İSYANCININ ‘GİZEMLİ’ ÖLÜMÜ
Ukrayna’ya karşı savaşta cephede olan Rus paralı asker grubu Wagner, 23 Haziran’da Moskova’ya karşı ayaklandı. Rusya’nın savaşta yaşadığı kayıpların ardından Wagner lideri Yevgeni Prigojin, Savunma Bakanı Sergey Şoygu ve Genelkurmay Başkanı Valery Gerasimov hakkında sert sözler kullanmış ve görevden alınmalarını istemişti. Prigojin, 24 saatlik isyan sırasında askeri konvoyunu Moskova yakınlarına kadar göndermişti. Daha sonra Belarus arabuluculuğu ile isyan sona ererken ağustos ayında Prigojin’in özel jeti, Moskova’nın kuzeybatısında düştü. Rus yetkililer, Prigojin’in ölen 10 kişi arasında olduğunu açıkladı.

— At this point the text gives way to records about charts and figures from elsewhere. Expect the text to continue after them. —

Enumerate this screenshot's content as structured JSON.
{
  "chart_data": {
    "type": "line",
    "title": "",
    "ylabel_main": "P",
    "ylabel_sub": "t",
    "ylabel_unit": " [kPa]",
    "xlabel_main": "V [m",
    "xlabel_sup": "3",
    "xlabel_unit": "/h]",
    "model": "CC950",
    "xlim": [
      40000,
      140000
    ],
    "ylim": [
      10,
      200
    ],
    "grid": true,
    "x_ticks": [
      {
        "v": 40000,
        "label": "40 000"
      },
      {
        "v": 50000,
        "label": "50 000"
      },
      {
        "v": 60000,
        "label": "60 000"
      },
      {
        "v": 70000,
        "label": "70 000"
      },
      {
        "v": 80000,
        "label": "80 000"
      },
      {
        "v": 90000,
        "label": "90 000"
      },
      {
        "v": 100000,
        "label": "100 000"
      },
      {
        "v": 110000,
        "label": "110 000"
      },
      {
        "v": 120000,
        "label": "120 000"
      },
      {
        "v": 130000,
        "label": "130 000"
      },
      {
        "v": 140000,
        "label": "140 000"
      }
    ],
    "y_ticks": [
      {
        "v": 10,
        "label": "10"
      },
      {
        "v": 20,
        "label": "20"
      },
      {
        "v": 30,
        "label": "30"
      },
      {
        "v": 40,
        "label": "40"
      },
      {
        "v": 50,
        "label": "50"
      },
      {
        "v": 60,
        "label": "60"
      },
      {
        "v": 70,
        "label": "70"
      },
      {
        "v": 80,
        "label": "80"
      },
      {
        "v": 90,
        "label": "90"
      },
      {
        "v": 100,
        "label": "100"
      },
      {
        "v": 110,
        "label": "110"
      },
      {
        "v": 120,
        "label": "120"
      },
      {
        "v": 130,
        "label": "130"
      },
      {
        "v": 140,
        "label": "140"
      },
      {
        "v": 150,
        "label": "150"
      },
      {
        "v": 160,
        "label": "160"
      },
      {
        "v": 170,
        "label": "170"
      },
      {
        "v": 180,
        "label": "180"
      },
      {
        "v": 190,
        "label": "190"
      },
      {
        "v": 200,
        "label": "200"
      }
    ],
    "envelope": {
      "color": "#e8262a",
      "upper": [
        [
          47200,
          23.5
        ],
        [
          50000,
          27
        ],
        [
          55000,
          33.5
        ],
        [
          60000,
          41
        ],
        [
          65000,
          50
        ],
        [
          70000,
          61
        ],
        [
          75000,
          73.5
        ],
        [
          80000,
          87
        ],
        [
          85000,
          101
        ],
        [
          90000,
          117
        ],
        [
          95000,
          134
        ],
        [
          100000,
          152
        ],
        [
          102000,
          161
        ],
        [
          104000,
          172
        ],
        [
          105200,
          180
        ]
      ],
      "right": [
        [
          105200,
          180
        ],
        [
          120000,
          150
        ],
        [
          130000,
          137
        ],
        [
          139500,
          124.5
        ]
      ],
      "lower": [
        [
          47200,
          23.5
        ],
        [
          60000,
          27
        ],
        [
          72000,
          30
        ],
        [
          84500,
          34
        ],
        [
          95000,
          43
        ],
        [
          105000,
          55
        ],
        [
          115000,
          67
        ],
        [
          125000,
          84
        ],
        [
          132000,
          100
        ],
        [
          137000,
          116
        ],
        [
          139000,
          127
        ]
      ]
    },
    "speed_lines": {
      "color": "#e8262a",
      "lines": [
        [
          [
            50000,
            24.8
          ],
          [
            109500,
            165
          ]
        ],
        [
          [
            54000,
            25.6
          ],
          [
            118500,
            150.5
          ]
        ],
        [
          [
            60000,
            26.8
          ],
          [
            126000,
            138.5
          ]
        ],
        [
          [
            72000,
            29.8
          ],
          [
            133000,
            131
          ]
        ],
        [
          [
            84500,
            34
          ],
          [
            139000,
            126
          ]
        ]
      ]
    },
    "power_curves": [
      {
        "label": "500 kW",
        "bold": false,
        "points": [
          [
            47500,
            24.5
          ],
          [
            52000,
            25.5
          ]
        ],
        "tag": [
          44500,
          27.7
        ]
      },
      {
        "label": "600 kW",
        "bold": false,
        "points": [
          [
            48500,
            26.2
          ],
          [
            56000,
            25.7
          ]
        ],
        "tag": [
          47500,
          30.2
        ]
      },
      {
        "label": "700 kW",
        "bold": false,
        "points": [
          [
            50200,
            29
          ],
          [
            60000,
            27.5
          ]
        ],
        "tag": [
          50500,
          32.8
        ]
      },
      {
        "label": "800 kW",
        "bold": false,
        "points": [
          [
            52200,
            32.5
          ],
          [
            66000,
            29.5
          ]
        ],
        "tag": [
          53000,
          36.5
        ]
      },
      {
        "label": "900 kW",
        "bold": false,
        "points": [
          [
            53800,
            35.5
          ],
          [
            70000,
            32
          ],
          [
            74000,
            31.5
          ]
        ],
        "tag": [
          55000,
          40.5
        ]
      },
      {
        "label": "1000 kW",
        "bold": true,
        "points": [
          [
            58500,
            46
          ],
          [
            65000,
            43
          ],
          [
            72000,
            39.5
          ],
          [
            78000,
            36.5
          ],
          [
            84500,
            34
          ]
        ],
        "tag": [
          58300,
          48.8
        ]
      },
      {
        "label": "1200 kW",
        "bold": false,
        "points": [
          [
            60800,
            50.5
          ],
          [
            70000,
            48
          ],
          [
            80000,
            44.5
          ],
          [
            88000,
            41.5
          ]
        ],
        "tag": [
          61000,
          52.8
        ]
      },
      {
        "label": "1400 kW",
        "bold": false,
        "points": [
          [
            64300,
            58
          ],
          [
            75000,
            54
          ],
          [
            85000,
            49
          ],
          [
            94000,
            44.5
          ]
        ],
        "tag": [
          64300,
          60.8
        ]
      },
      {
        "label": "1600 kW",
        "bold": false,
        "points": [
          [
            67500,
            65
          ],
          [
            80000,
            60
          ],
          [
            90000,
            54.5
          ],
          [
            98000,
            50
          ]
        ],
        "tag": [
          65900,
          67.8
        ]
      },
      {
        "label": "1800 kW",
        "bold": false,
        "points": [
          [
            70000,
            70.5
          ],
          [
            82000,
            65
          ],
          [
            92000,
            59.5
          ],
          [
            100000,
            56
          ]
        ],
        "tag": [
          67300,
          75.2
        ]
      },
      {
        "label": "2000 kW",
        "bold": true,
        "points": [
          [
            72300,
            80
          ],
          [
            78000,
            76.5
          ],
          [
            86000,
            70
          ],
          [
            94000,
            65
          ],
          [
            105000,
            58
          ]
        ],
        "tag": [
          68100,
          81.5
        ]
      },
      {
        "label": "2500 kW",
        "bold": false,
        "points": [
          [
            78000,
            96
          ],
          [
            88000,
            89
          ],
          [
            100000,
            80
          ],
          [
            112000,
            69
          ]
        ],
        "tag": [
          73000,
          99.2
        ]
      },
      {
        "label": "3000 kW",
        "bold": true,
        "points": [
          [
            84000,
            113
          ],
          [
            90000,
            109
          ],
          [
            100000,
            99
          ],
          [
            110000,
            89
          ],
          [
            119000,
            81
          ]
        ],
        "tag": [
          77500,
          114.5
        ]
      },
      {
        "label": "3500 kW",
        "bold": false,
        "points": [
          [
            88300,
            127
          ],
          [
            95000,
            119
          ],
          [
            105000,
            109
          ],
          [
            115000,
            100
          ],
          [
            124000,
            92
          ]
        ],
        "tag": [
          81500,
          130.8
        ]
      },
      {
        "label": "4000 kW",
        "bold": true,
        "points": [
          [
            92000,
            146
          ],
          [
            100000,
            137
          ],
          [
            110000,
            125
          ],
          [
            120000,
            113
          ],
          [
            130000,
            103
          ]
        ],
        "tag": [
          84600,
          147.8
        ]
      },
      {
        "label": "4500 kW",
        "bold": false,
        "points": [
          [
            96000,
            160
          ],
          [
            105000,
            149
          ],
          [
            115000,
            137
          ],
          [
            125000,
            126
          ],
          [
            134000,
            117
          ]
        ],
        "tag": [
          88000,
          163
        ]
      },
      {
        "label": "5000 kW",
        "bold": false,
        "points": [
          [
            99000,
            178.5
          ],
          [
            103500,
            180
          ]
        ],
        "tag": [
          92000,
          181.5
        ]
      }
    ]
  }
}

KAYITLARA GEÇEN EN SICAK YIL OLDU
Trajediler yaratan felaketler ve iklim krizi bu yıl sıkça kendisini anımsattı. Kahramanmaraş merkezli 6 Şubat depremleri 13 yıldır iç savaş yaşanan Suriye’de 10 bin 600 binanın yıkılmasına ve 3 bin 700’den fazla insanın yaşamını yitirmesine yol açtı. Libya’da ise eylülde karaya vuran Daniel Fırtınası sel felaketine neden oldu. 4 bin 300’den fazla kişi yaşamını yitirirken en az 17 bini çocuk 40 bin kişi ülke içinde göç etti. Gezegenin ortalama sıcaklığı 1.43 derece arttı. 2023, en sıcak yıl oldu. Avrupa’da ise devasa orman yangıları yaşandı. Yunanistan’da ağustosta iki hafta süren yangılar, 150 bin hektar ormanı kül etti.